Conversely, contacts leading to disease transmission are largely context specific, and they will change as the interventions are being implemented and in response to the phase of the epidemic curve. Social, cultural, environmental and incidental backgrounds can vary widely even across small spatial ranges, resulting in many loosely connected metapopulations that act, for the most time, as individual foci of infection [47, 48]. For diseases with higher transmission rates, smaller scale differences can be averaged across larger spatial aggregates/population, whilst for the lower incidence infections detailed spatial models provide partial leverage in capturing some of the system’s heterogeneities.

For example, a variability in the incubation and infectious period distributions can dramatically alter the characteristics of rabies outbreaks depending on the immunity profile of a given setting. Populations in which susceptibility levels fall low (and in an erratic manner) as a result of inconsistent vaccination efforts are more sensitive to such endogenous incursions, resulting in higher case burdens and longer transmissions chains [47]. Similarly, when spatially structured and coupled with heterogeneous immunity backgrounds, exogenous incursions may pose even stronger pressure than observed in our model, leading to further elimination delays and increased control requirements. Whilst critical to answer such questions, extensive spatial models can be costly and intractable in terms of deriving generalizable results across settings and require robust parameterization efforts. In addition, investigations into the biological drivers of variation in disease transmission beyond population-level factors are likely to provide promising insights; however, these are yet to be captured formally in a mathematical framework.

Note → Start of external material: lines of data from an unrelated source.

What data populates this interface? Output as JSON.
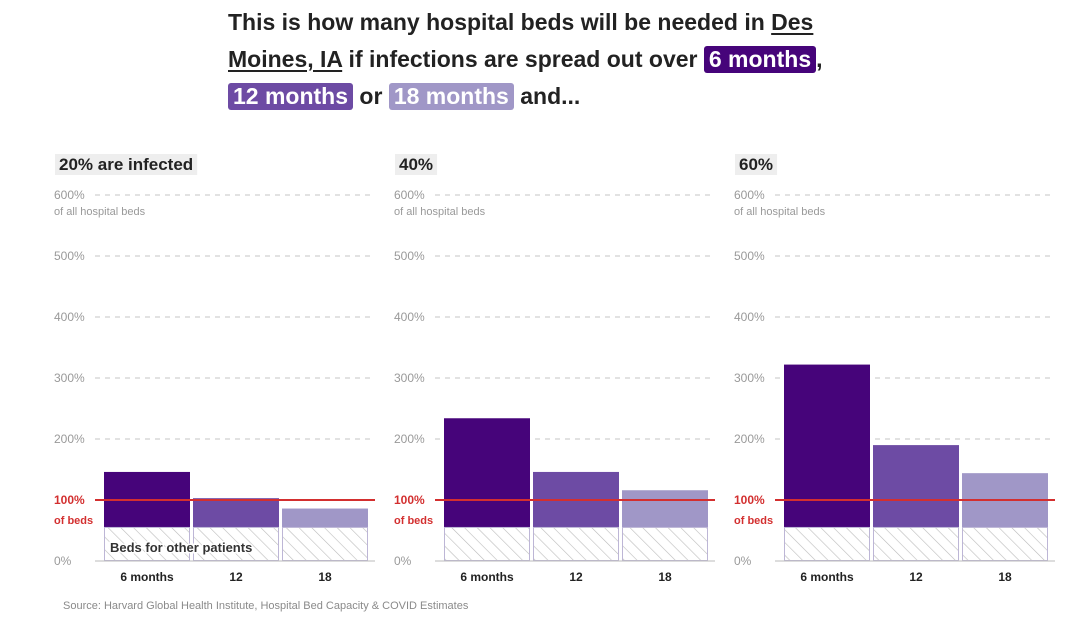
{
  "headline": {
    "pre": "This is how many hospital beds will be needed in ",
    "location": "Des Moines, IA",
    "mid": " if infections are spread out over ",
    "pill1": "6 months",
    "comma": ",",
    "pill2": "12 months",
    "or": " or ",
    "pill3": "18 months",
    "post": " and..."
  },
  "colors": {
    "six_months": "#46047a",
    "twelve_months": "#6d4ba4",
    "eighteen_months": "#a097c7",
    "capacity_line": "#d32f2f",
    "hatch": "#bbbbbb"
  },
  "y_axis": {
    "ticks": [
      "0%",
      "100%",
      "200%",
      "300%",
      "400%",
      "500%",
      "600%"
    ],
    "top_note": "of all hospital beds",
    "capacity_note": "of beds"
  },
  "other_patients_label": "Beds for other patients",
  "source": "Source: Harvard Global Health Institute, Hospital Bed Capacity & COVID Estimates",
  "chart_data": [
    {
      "type": "bar",
      "title": "20% are infected",
      "categories": [
        "6 months",
        "12",
        "18"
      ],
      "values": [
        146,
        103,
        86
      ],
      "other_patients_baseline": 55,
      "capacity_line": 100,
      "ylim": [
        0,
        600
      ]
    },
    {
      "type": "bar",
      "title": "40%",
      "categories": [
        "6 months",
        "12",
        "18"
      ],
      "values": [
        234,
        146,
        116
      ],
      "other_patients_baseline": 55,
      "capacity_line": 100,
      "ylim": [
        0,
        600
      ]
    },
    {
      "type": "bar",
      "title": "60%",
      "categories": [
        "6 months",
        "12",
        "18"
      ],
      "values": [
        322,
        190,
        144
      ],
      "other_patients_baseline": 55,
      "capacity_line": 100,
      "ylim": [
        0,
        600
      ]
    }
  ]
}
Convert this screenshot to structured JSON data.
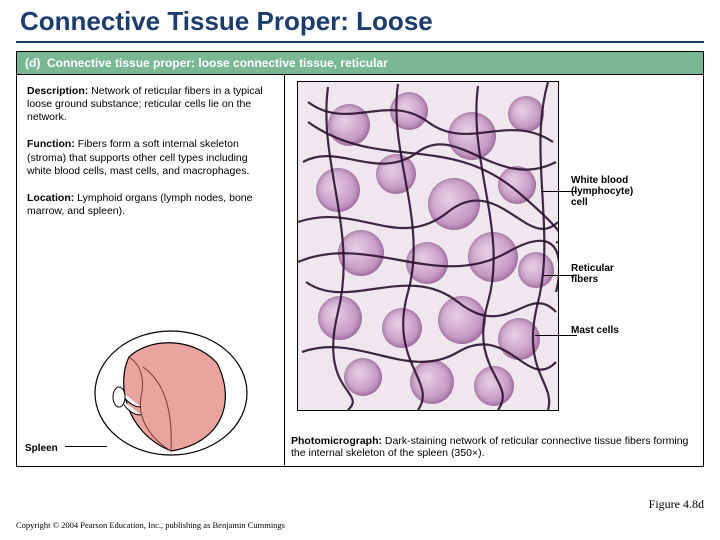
{
  "slide": {
    "title": "Connective Tissue Proper: Loose",
    "title_color": "#1c3c6e",
    "rule_color": "#1c3c6e"
  },
  "figure": {
    "header_label": "(d)",
    "header_text": "Connective tissue proper: loose connective tissue, reticular",
    "header_bg": "#7ab893",
    "header_fg": "#ffffff",
    "description_label": "Description:",
    "description_text": " Network of reticular fibers in a typical loose ground substance; reticular cells lie on the network.",
    "function_label": "Function:",
    "function_text": " Fibers form a soft internal skeleton (stroma) that supports other cell types including white blood cells, mast cells, and macrophages.",
    "location_label": "Location:",
    "location_text": " Lymphoid organs (lymph nodes, bone marrow, and spleen).",
    "diagram_label": "Spleen",
    "callouts": {
      "wbc": "White blood\n(lymphocyte)\ncell",
      "fibers": "Reticular\nfibers",
      "mast": "Mast cells"
    },
    "photo_caption_label": "Photomicrograph:",
    "photo_caption_text": " Dark-staining network of reticular connective tissue fibers forming the internal skeleton of the spleen (350×).",
    "micrograph_bg": "#f0e6ee",
    "cell_fill": "#c79cc5",
    "fiber_color": "#2b1230"
  },
  "footer": {
    "figure_ref": "Figure 4.8d",
    "copyright": "Copyright © 2004 Pearson Education, Inc., publishing as Benjamin Cummings"
  }
}
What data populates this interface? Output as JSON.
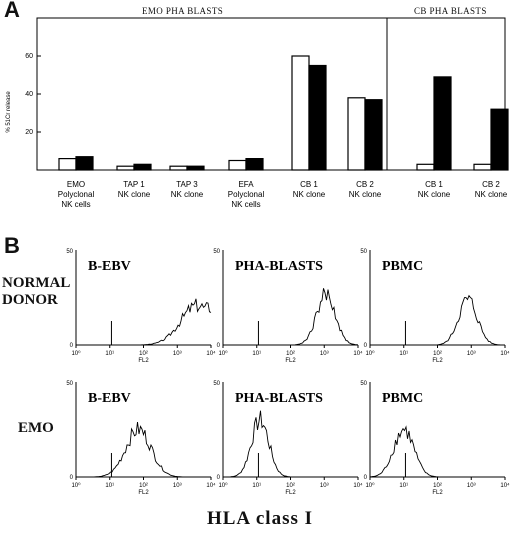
{
  "panel_a": {
    "letter": "A",
    "ylabel": "% 51Cr release",
    "yticks": [
      "20",
      "40",
      "60"
    ],
    "groups": [
      {
        "title": "EMO PHA BLASTS"
      },
      {
        "title": "CB PHA BLASTS"
      }
    ]
  },
  "panel_b": {
    "letter": "B",
    "rows": [
      {
        "label_line1": "NORMAL",
        "label_line2": "DONOR"
      },
      {
        "label_line1": "EMO",
        "label_line2": ""
      }
    ],
    "xtick_labels": [
      "10⁰",
      "10¹",
      "10²",
      "10³",
      "10⁴"
    ],
    "ytick_top": "50",
    "ytick_bottom": "0",
    "xlabel": "FL2",
    "footer": "HLA class I"
  },
  "chart_data": [
    {
      "type": "bar",
      "panel": "A",
      "ylabel": "% 51Cr release",
      "ylim": [
        0,
        80
      ],
      "groups": [
        {
          "title": "EMO PHA BLASTS",
          "categories": [
            0,
            1,
            2,
            3,
            4,
            5
          ]
        },
        {
          "title": "CB PHA BLASTS",
          "categories": [
            6,
            7
          ]
        }
      ],
      "categories": [
        [
          "EMO",
          "Polyclonal",
          "NK cells"
        ],
        [
          "TAP 1",
          "NK clone"
        ],
        [
          "TAP 3",
          "NK clone"
        ],
        [
          "EFA",
          "Polyclonal",
          "NK cells"
        ],
        [
          "CB 1",
          "NK clone"
        ],
        [
          "CB 2",
          "NK clone"
        ],
        [
          "CB 1",
          "NK clone"
        ],
        [
          "CB 2",
          "NK clone"
        ]
      ],
      "series": [
        {
          "values": [
            6,
            2,
            2,
            5,
            60,
            38,
            3,
            3
          ],
          "fill": "#ffffff"
        },
        {
          "values": [
            7,
            3,
            2,
            6,
            55,
            37,
            49,
            32
          ],
          "fill": "#000000"
        }
      ]
    },
    {
      "type": "histogram",
      "panel": "B",
      "xscale": "log",
      "xlim": [
        1,
        10000
      ],
      "ylim": [
        0,
        50
      ],
      "xlabel": "FL2",
      "histograms": [
        {
          "row": "NORMAL DONOR",
          "label": "B-EBV",
          "peak_log10": 3.6,
          "width": 0.5,
          "height": 0.42,
          "skew": "right-edge"
        },
        {
          "row": "NORMAL DONOR",
          "label": "PHA-BLASTS",
          "peak_log10": 3.05,
          "width": 0.28,
          "height": 0.53
        },
        {
          "row": "NORMAL DONOR",
          "label": "PBMC",
          "peak_log10": 2.9,
          "width": 0.28,
          "height": 0.48
        },
        {
          "row": "EMO",
          "label": "B-EBV",
          "peak_log10": 1.85,
          "width": 0.38,
          "height": 0.5
        },
        {
          "row": "EMO",
          "label": "PHA-BLASTS",
          "peak_log10": 1.1,
          "width": 0.26,
          "height": 0.6
        },
        {
          "row": "EMO",
          "label": "PBMC",
          "peak_log10": 1.0,
          "width": 0.3,
          "height": 0.5
        }
      ]
    }
  ]
}
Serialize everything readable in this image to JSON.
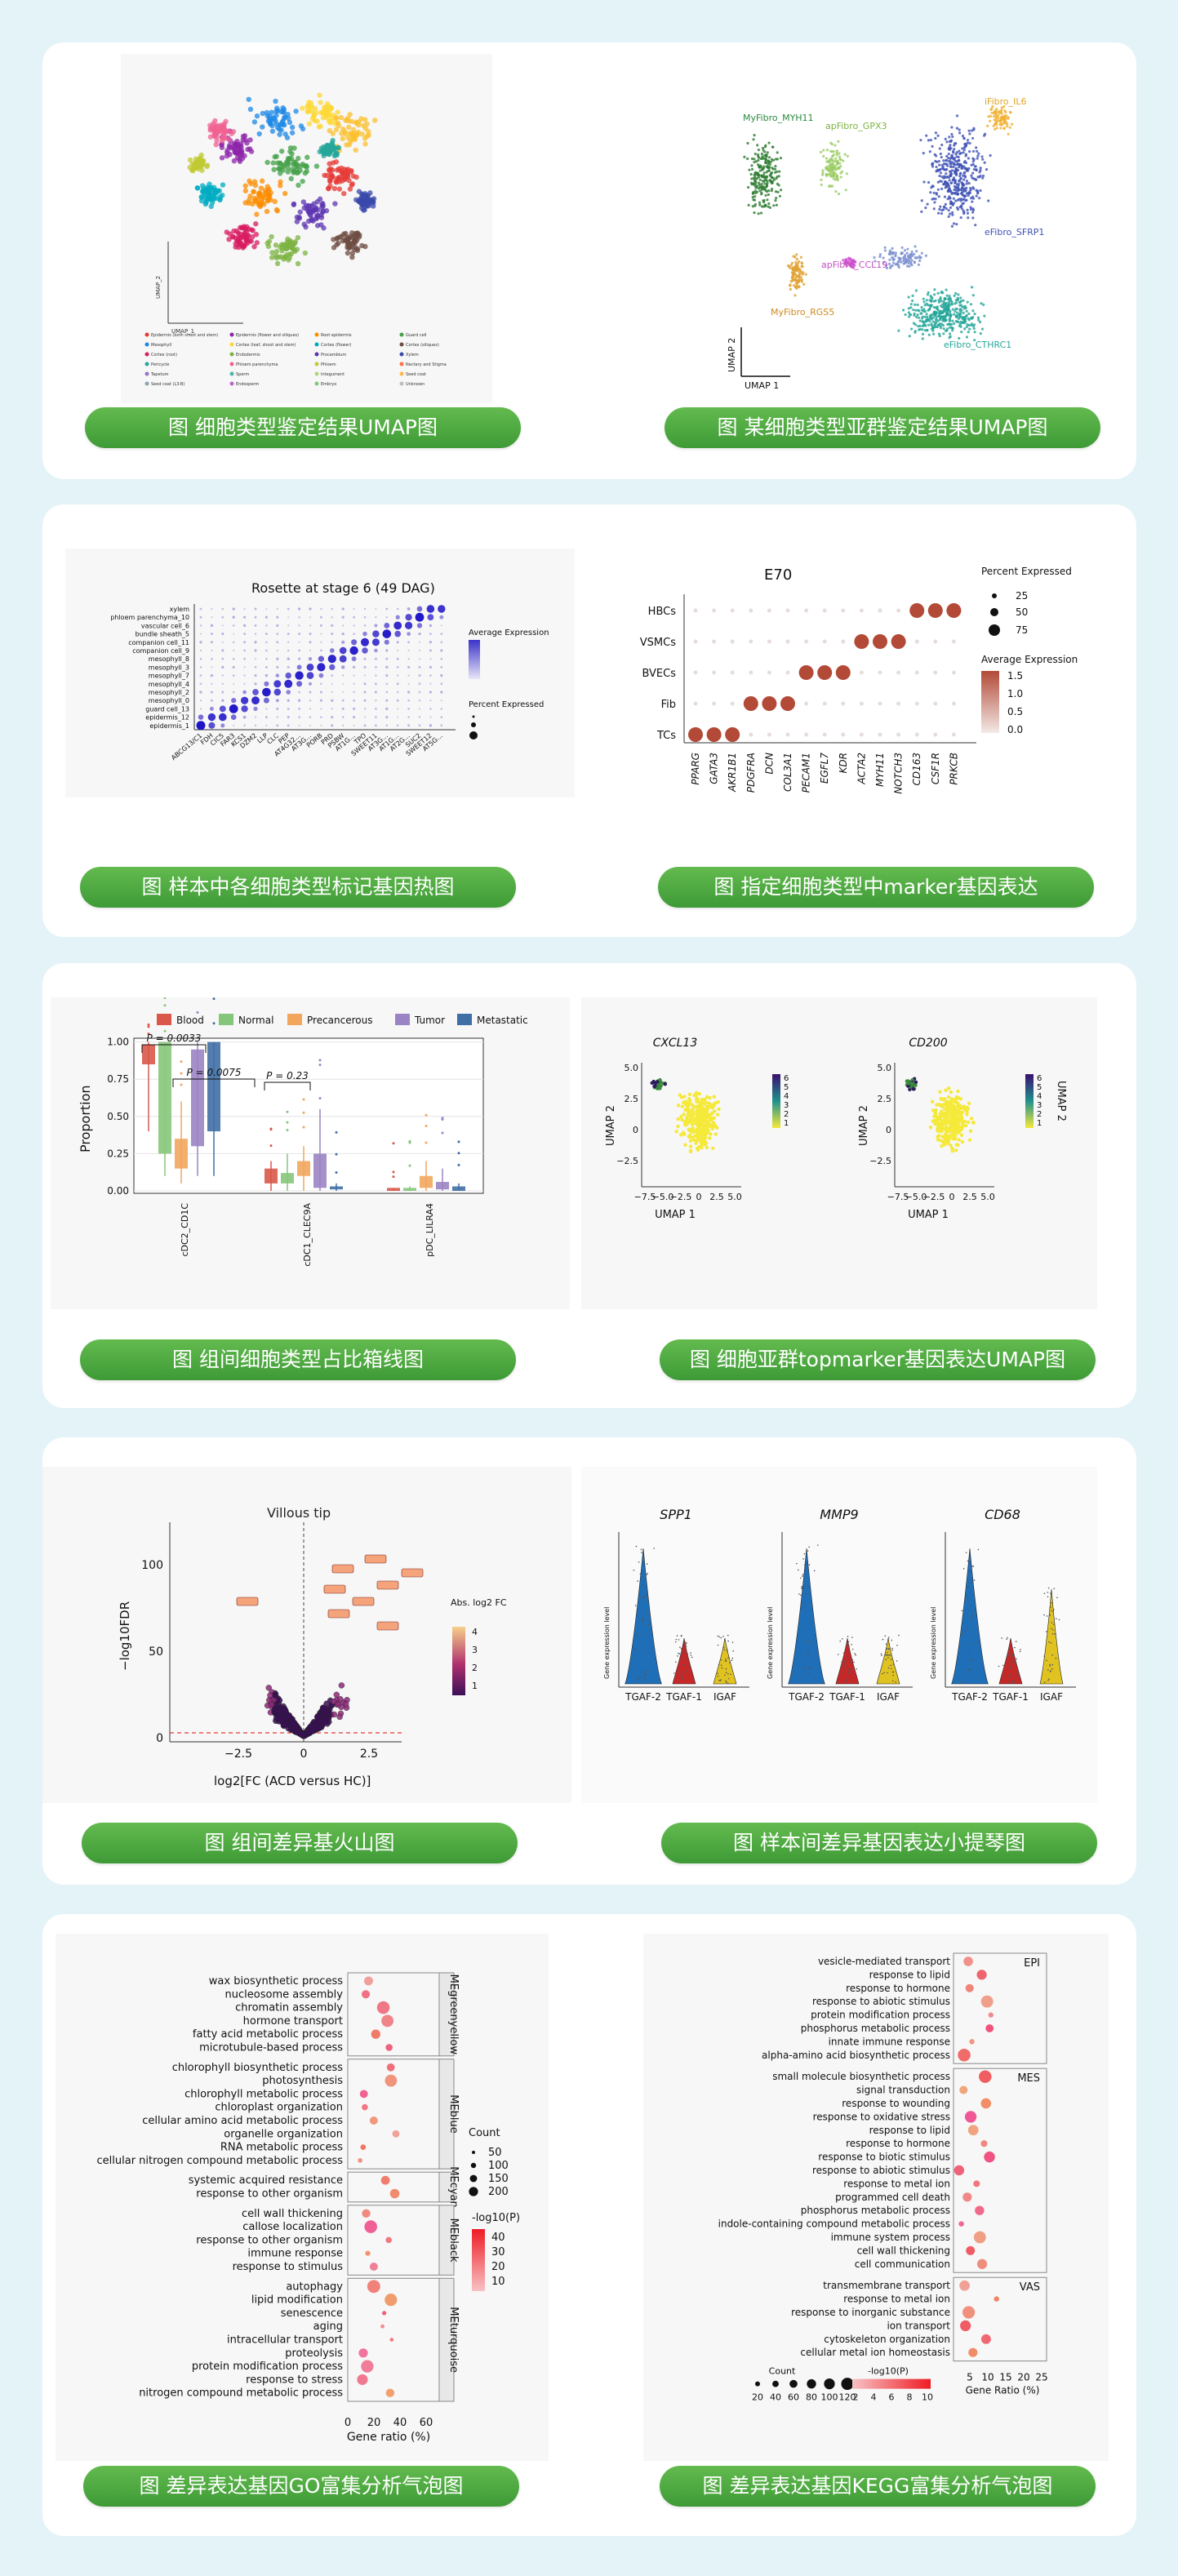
{
  "captions": [
    "图 细胞类型鉴定结果UMAP图",
    "图 某细胞类型亚群鉴定结果UMAP图",
    "图 样本中各细胞类型标记基因热图",
    "图 指定细胞类型中marker基因表达",
    "图 组间细胞类型占比箱线图",
    "图 细胞亚群topmarker基因表达UMAP图",
    "图 组间差异基火山图",
    "图 样本间差异基因表达小提琴图",
    "图 差异表达基因GO富集分析气泡图",
    "图 差异表达基因KEGG富集分析气泡图"
  ],
  "theme": {
    "background": "#e3f3f7",
    "panel": "#ffffff",
    "button_green": "#4ea83f",
    "figure_bg": "#f7f7f7"
  },
  "fig_umap_celltype": {
    "axis_x": "UMAP_1",
    "axis_y": "UMAP_2",
    "legend": [
      "Epidermis (both shoot and stem)",
      "Epidermis (flower and siliques)",
      "Root epidermis",
      "Guard cell",
      "Mesophyll",
      "Cortex (leaf, shoot and stem)",
      "Cortex (flower)",
      "Cortex (siliques)",
      "Cortex (root)",
      "Endodermis",
      "Procambium",
      "Xylem",
      "Pericycle",
      "Phloem parenchyma",
      "Phloem",
      "Nectary and Stigma",
      "Tapetum",
      "Sperm",
      "Integument",
      "Seed coat",
      "Seed coat (L3-B)",
      "Endosperm",
      "Embryo",
      "Unknown"
    ]
  },
  "fig_umap_subtype": {
    "axis_x": "UMAP 1",
    "axis_y": "UMAP 2",
    "labels": [
      "MyFibro_MYH11",
      "apFibro_GPX3",
      "iFibro_IL6",
      "eFibro_SFRP1",
      "apFibro_CCL19",
      "MyFibro_RGS5",
      "eFibro_CTHRC1"
    ]
  },
  "fig_heatmap": {
    "title": "Rosette at stage 6 (49 DAG)",
    "rows": [
      "xylem",
      "phloem parenchyma_10",
      "vascular cell_6",
      "bundle sheath_5",
      "companion cell_11",
      "companion cell_9",
      "mesophyll_8",
      "mesophyll_3",
      "mesophyll_7",
      "mesophyll_4",
      "mesophyll_2",
      "mesophyll_0",
      "guard cell_13",
      "epidermis_12",
      "epidermis_1"
    ],
    "genes": [
      "ABCG13/C1",
      "FDH",
      "CIC5",
      "FAR3",
      "KCS1",
      "DZM2",
      "LLP",
      "CLC",
      "PEP",
      "AT4G32...",
      "AT3G…",
      "PORB",
      "PRD",
      "PSBW",
      "AT1G…",
      "TPO",
      "SWEET11",
      "AT3G…",
      "AT1G…",
      "AT2G…",
      "SUC2",
      "SWEET12",
      "AT5G…"
    ],
    "legend_expr": "Average Expression",
    "legend_pct": "Percent Expressed"
  },
  "fig_e70": {
    "title": "E70",
    "rows": [
      "HBCs",
      "VSMCs",
      "BVECs",
      "Fib",
      "TCs"
    ],
    "genes": [
      "PPARG",
      "GATA3",
      "AKR1B1",
      "PDGFRA",
      "DCN",
      "COL3A1",
      "PECAM1",
      "EGFL7",
      "KDR",
      "ACTA2",
      "MYH11",
      "NOTCH3",
      "CD163",
      "CSF1R",
      "PRKCB"
    ],
    "legend_pct_title": "Percent Expressed",
    "legend_pct": [
      "25",
      "50",
      "75"
    ],
    "legend_avg_title": "Average Expression",
    "legend_avg": [
      "1.5",
      "1.0",
      "0.5",
      "0.0"
    ]
  },
  "fig_boxplot": {
    "legend": [
      {
        "name": "Blood",
        "color": "#d9584a"
      },
      {
        "name": "Normal",
        "color": "#86c67a"
      },
      {
        "name": "Precancerous",
        "color": "#f2a65d"
      },
      {
        "name": "Tumor",
        "color": "#9b84c4"
      },
      {
        "name": "Metastatic",
        "color": "#3f6fa5"
      }
    ],
    "ylabel": "Proportion",
    "yticks": [
      "1.00",
      "0.75",
      "0.50",
      "0.25",
      "0.00"
    ],
    "categories": [
      "cDC2_CD1C",
      "cDC1_CLEC9A",
      "pDC_LILRA4"
    ],
    "pvalues": [
      "P = 0.0033",
      "P = 0.0075",
      "P = 0.23"
    ]
  },
  "fig_umap_markers": {
    "genes": [
      "CXCL13",
      "CD200"
    ],
    "xlabel": "UMAP 1",
    "ylabel": "UMAP 2",
    "xticks": [
      "−7.5",
      "−5.0",
      "−2.5",
      "0",
      "2.5",
      "5.0"
    ],
    "yticks": [
      "5.0",
      "2.5",
      "0",
      "−2.5"
    ],
    "colorbar": [
      "6",
      "5",
      "4",
      "3",
      "2",
      "1"
    ]
  },
  "fig_volcano": {
    "title": "Villous tip",
    "ylabel": "−log10FDR",
    "xlabel": "log2[FC (ACD versus HC)]",
    "xticks": [
      "−2.5",
      "0",
      "2.5"
    ],
    "yticks": [
      "100",
      "50",
      "0"
    ],
    "legend_title": "Abs. log2 FC",
    "legend_ticks": [
      "4",
      "3",
      "2",
      "1"
    ]
  },
  "fig_violin": {
    "genes": [
      "SPP1",
      "MMP9",
      "CD68"
    ],
    "groups": [
      "TGAF-2",
      "TGAF-1",
      "IGAF"
    ],
    "ylabel": "Gene expression level"
  },
  "fig_go": {
    "groups": [
      {
        "name": "MEgreenyellow",
        "terms": [
          "wax biosynthetic process",
          "nucleosome assembly",
          "chromatin assembly",
          "hormone transport",
          "fatty acid metabolic process",
          "microtubule-based process"
        ]
      },
      {
        "name": "MEblue",
        "terms": [
          "chlorophyll biosynthetic process",
          "photosynthesis",
          "chlorophyll metabolic process",
          "chloroplast organization",
          "cellular amino acid metabolic process",
          "organelle organization",
          "RNA metabolic process",
          "cellular nitrogen compound metabolic process"
        ]
      },
      {
        "name": "MEcyan",
        "terms": [
          "systemic acquired resistance",
          "response to other organism"
        ]
      },
      {
        "name": "MEblack",
        "terms": [
          "cell wall thickening",
          "callose localization",
          "response to other organism",
          "immune response",
          "response to stimulus"
        ]
      },
      {
        "name": "MEturquoise",
        "terms": [
          "autophagy",
          "lipid modification",
          "senescence",
          "aging",
          "intracellular transport",
          "proteolysis",
          "protein modification process",
          "response to stress",
          "nitrogen compound metabolic process"
        ]
      }
    ],
    "xlabel": "Gene ratio (%)",
    "xticks": [
      "0",
      "20",
      "40",
      "60"
    ],
    "count_title": "Count",
    "count_ticks": [
      "50",
      "100",
      "150",
      "200"
    ],
    "p_title": "-log10(P)",
    "p_ticks": [
      "40",
      "30",
      "20",
      "10"
    ]
  },
  "fig_kegg": {
    "groups": [
      {
        "name": "EPI",
        "terms": [
          "vesicle-mediated transport",
          "response to lipid",
          "response to hormone",
          "response to abiotic stimulus",
          "protein modification process",
          "phosphorus metabolic process",
          "innate immune response",
          "alpha-amino acid biosynthetic process"
        ]
      },
      {
        "name": "MES",
        "terms": [
          "small molecule biosynthetic process",
          "signal transduction",
          "response to wounding",
          "response to oxidative stress",
          "response to lipid",
          "response to hormone",
          "response to biotic stimulus",
          "response to abiotic stimulus",
          "response to metal ion",
          "programmed cell death",
          "phosphorus metabolic process",
          "indole-containing compound metabolic process",
          "immune system process",
          "cell wall thickening",
          "cell communication"
        ]
      },
      {
        "name": "VAS",
        "terms": [
          "transmembrane transport",
          "response to metal ion",
          "response to inorganic substance",
          "ion transport",
          "cytoskeleton organization",
          "cellular metal ion homeostasis"
        ]
      }
    ],
    "xlabel": "Gene Ratio (%)",
    "xticks": [
      "5",
      "10",
      "15",
      "20",
      "25"
    ],
    "count_title": "Count",
    "count_ticks": [
      "20",
      "40",
      "60",
      "80",
      "100",
      "120"
    ],
    "p_title": "-log10(P)",
    "p_ticks": [
      "2",
      "4",
      "6",
      "8",
      "10"
    ]
  }
}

Our findings add onto the existing body of information on rabies management including actionable guidelines and tools supported by decades of operational research, and offer a deeper understanding of the principles and effectiveness of quarantine on rabies dynamics. Implementing contact tracing and quarantine of suspect and probable dogs may bring enormous benefits to public health and the affected communities, particularly in lower vaccination settings challenged by exogenous incursions, directly reducing the number of canine and human deaths due to rabid bites. Nonetheless, while active investigations and quarantine appear a powerful component of the One Health response in curtailing transmission, large-scale vaccination of dogs is necessary for complete interruption of transmission of the virus and sustained elimination of rabies, given the enduring risk of re-introductions from neighbouring populations [49–51]. With the aspiration to eliminate dog-mediated human rabies by 2030, we conclude that a successful outcome depends on a combination of complementary intersectoral control measures, integrating and building upon operational capacities of both public health and veterinary sectors.

Data Availability

Code to reproduce the analyses together with all necessary information is available from our public Github repository https://github.com/IstyRsquared/Quarantine-Models.git.

Funding Statement

This work was supported by the Biotechnology and Biological Sciences Research Council the Engineering and Physical Sciences Research Council (BBSRC BB/M01116X/1) granted to KR as part of her doctoral scholarship and by EPSRC GCRF EP/R512916/1 granted to MJT and KR). The funders had no role in study design, data collection and analysis, decision to publish, or preparation of the manuscript.